Saturday, March 26, 2022

PLANTING TIME IN UKRAINE

by Anne Harding Woodworth



A crucial portion of the world’s wheat, corn and barley is trapped in Russia and Ukraine because of the war. Credit: Vitaly Timkiv/Associated Press via The New York Times, March 20, 2022


The fibers of the breadbasket are unraveling.
Metaphor is of no use in wartime.
 
Call the breadbasket what it is: fertile country
that supplies grains near and far,
 
threatened now, as arable fields lie unplowed,
despoiled by the Bear at planting time.
 
Metaphor is useless. The tractor with plow
(or seeder) attached should be chugging out
 
into the fields now and on into the end of April—
but won’t be.
 
Man or woman on a tractor—easy target for the Bear.
But that’s metaphor, too.
 
Call the Bear what he is: greedy and cruel creature.
And not all bears. This one is a singular carrier of evil,
 
who leads his cubs to do his bidding.
There’s little grain left for the families,

for the animals, and none to ship out to Egypt,
Indonesia, Morocco, Israel, Spain, Tunisia.

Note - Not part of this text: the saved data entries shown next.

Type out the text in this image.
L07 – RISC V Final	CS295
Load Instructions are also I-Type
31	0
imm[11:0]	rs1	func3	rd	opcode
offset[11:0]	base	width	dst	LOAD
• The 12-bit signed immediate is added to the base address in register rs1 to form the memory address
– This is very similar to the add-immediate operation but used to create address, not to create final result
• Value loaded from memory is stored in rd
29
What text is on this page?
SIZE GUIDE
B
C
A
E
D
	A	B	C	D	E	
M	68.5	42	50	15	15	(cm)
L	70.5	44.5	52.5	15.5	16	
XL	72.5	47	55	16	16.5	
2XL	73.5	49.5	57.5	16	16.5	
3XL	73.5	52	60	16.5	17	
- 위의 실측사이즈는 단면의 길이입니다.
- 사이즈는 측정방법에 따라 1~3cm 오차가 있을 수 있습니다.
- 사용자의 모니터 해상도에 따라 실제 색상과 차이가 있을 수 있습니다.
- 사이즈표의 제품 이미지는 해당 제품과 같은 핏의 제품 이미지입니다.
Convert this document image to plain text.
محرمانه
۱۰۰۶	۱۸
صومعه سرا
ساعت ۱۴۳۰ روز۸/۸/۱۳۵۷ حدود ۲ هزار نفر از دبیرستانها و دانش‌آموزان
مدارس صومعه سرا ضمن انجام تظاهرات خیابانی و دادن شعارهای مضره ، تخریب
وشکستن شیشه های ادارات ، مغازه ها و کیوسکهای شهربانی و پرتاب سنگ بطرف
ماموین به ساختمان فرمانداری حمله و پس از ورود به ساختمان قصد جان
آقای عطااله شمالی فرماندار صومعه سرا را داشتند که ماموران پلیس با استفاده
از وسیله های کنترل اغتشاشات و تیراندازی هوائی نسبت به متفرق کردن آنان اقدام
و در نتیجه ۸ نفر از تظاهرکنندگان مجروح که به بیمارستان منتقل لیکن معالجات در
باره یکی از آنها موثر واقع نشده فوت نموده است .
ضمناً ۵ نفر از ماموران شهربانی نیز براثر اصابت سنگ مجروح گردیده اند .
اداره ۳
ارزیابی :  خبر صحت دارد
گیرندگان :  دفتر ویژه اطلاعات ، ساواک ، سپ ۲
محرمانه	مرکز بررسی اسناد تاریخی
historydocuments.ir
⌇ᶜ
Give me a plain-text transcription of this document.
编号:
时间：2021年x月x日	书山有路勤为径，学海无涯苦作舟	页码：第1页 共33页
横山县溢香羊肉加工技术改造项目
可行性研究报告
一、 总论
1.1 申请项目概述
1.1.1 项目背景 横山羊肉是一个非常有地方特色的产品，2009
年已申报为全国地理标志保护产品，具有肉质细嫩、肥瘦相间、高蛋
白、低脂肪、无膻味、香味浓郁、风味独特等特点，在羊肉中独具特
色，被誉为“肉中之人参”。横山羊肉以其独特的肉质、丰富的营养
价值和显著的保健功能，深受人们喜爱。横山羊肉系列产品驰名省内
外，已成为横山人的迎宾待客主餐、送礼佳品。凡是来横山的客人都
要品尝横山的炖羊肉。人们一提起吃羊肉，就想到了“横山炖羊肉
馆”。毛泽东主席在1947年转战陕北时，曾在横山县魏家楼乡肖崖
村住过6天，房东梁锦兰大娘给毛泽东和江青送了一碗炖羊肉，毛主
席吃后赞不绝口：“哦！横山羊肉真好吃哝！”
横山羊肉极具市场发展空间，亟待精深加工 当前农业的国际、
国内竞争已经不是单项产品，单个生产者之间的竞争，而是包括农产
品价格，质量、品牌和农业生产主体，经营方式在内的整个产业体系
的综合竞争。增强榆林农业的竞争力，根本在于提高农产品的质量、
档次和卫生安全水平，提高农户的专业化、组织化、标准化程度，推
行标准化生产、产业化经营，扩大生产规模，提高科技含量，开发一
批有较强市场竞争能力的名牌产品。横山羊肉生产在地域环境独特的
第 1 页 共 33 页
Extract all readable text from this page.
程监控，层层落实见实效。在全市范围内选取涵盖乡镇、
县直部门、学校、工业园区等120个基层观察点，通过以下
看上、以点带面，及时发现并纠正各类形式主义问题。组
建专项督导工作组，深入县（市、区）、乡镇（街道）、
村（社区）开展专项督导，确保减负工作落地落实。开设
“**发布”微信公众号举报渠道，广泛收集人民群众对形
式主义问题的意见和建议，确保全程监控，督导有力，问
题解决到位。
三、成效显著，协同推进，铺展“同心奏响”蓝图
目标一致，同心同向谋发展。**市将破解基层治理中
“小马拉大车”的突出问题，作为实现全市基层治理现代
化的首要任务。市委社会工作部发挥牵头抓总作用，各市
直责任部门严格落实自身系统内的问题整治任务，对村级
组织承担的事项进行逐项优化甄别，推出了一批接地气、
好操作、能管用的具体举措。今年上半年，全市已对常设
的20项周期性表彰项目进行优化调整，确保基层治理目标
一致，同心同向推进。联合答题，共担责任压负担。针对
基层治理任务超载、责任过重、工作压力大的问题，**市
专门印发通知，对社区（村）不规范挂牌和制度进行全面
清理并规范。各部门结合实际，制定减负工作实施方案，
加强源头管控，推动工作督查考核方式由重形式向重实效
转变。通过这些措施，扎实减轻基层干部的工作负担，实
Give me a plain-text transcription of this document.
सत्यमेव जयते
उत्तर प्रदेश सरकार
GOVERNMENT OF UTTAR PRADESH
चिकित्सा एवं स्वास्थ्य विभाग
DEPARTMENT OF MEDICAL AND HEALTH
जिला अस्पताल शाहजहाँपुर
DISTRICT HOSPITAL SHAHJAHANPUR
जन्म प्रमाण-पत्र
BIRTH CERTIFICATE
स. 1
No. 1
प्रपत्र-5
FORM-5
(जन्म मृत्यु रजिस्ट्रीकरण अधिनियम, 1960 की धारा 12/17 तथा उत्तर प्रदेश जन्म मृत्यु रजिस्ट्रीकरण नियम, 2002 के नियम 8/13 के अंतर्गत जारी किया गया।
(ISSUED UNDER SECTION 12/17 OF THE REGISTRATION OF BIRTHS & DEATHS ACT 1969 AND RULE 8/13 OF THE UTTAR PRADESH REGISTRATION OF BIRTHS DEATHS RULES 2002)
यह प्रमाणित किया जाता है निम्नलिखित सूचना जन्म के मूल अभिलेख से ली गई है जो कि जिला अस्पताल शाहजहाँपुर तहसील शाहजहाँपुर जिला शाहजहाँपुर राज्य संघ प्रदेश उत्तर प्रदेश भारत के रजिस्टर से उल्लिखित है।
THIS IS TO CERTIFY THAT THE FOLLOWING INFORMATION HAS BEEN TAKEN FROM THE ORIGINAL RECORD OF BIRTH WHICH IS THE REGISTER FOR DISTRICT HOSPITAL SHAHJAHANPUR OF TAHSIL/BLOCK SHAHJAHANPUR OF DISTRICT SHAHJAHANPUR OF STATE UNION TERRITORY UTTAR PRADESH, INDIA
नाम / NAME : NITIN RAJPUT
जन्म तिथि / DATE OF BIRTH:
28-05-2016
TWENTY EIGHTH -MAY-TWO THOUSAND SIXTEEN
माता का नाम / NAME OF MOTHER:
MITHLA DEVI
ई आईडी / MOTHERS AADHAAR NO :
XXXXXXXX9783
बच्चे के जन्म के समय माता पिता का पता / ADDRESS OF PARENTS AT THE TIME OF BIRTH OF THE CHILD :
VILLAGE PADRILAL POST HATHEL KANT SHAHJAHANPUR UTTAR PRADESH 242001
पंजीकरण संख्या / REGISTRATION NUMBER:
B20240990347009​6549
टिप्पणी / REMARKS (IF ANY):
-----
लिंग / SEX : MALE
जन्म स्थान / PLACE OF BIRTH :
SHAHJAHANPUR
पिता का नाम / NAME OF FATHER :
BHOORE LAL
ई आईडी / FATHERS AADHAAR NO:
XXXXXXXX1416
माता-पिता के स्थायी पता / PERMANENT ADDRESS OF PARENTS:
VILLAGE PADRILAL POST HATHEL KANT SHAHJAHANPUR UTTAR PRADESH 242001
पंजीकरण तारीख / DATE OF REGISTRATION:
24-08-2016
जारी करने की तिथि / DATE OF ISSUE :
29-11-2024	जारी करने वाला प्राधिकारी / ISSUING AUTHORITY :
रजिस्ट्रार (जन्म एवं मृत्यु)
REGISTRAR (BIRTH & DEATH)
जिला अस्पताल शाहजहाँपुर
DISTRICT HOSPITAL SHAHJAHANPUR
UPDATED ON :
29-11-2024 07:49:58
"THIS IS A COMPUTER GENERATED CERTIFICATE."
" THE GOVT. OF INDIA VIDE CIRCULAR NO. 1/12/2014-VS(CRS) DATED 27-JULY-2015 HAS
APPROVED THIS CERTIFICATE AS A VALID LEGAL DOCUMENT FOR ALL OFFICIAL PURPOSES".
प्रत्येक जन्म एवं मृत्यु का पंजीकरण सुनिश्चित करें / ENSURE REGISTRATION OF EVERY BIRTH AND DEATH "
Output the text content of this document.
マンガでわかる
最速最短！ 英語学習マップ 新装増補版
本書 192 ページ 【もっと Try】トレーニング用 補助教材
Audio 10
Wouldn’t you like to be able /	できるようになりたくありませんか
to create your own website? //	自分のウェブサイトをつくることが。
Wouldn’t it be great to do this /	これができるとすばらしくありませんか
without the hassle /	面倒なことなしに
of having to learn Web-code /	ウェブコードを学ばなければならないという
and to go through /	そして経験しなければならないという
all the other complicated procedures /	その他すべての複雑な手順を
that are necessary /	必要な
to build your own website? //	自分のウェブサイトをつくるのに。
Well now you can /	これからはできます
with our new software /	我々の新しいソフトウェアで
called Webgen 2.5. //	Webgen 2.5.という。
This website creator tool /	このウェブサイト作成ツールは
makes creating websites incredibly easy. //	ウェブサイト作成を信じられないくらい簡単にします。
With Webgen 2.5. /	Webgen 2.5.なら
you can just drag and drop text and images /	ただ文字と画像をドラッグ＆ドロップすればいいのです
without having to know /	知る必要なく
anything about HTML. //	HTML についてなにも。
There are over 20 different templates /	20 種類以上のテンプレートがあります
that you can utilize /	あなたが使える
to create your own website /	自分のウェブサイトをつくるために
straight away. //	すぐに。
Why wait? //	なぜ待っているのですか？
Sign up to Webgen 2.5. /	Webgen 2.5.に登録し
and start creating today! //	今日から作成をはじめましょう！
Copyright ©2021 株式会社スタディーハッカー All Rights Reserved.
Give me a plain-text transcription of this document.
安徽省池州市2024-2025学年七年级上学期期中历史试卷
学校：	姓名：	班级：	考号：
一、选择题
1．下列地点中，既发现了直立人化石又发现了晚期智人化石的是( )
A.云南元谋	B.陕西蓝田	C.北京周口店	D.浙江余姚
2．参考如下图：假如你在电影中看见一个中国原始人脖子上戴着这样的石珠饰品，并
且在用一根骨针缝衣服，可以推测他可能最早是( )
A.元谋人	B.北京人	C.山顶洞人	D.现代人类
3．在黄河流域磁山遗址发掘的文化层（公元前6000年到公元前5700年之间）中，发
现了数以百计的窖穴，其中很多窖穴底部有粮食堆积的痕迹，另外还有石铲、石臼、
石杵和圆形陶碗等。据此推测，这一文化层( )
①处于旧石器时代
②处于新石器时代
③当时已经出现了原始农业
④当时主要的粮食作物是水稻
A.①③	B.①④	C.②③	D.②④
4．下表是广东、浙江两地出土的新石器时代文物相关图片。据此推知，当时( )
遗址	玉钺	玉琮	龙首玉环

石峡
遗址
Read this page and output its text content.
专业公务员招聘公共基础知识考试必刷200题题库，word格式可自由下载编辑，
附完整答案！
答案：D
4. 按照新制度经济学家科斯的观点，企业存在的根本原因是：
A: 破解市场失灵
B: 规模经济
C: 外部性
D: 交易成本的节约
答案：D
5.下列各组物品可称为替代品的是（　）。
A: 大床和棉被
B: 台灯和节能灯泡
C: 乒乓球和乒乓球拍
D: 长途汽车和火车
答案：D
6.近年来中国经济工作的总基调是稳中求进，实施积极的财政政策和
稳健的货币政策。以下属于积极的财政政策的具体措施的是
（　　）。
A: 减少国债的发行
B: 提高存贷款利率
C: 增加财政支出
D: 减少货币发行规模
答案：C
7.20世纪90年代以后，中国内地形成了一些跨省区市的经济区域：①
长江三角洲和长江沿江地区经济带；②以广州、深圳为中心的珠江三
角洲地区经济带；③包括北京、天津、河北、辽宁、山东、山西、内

Tunisia, once called a breadbasket itself,
until it was swallowed up by desert.

Now do you see how metaphors
don’t always work?

The world is hungry and hungrier, as the Bear
destroys fecund fields. No seeds will open.

No grains will be harvested. The breadbasket
empty, crushed. War destroys metaphor.
 
Food! is the only word left.


Anne Harding Woodworth’s seventh book of poetry Trouble received the 2022 William Meredith Award for Poetry.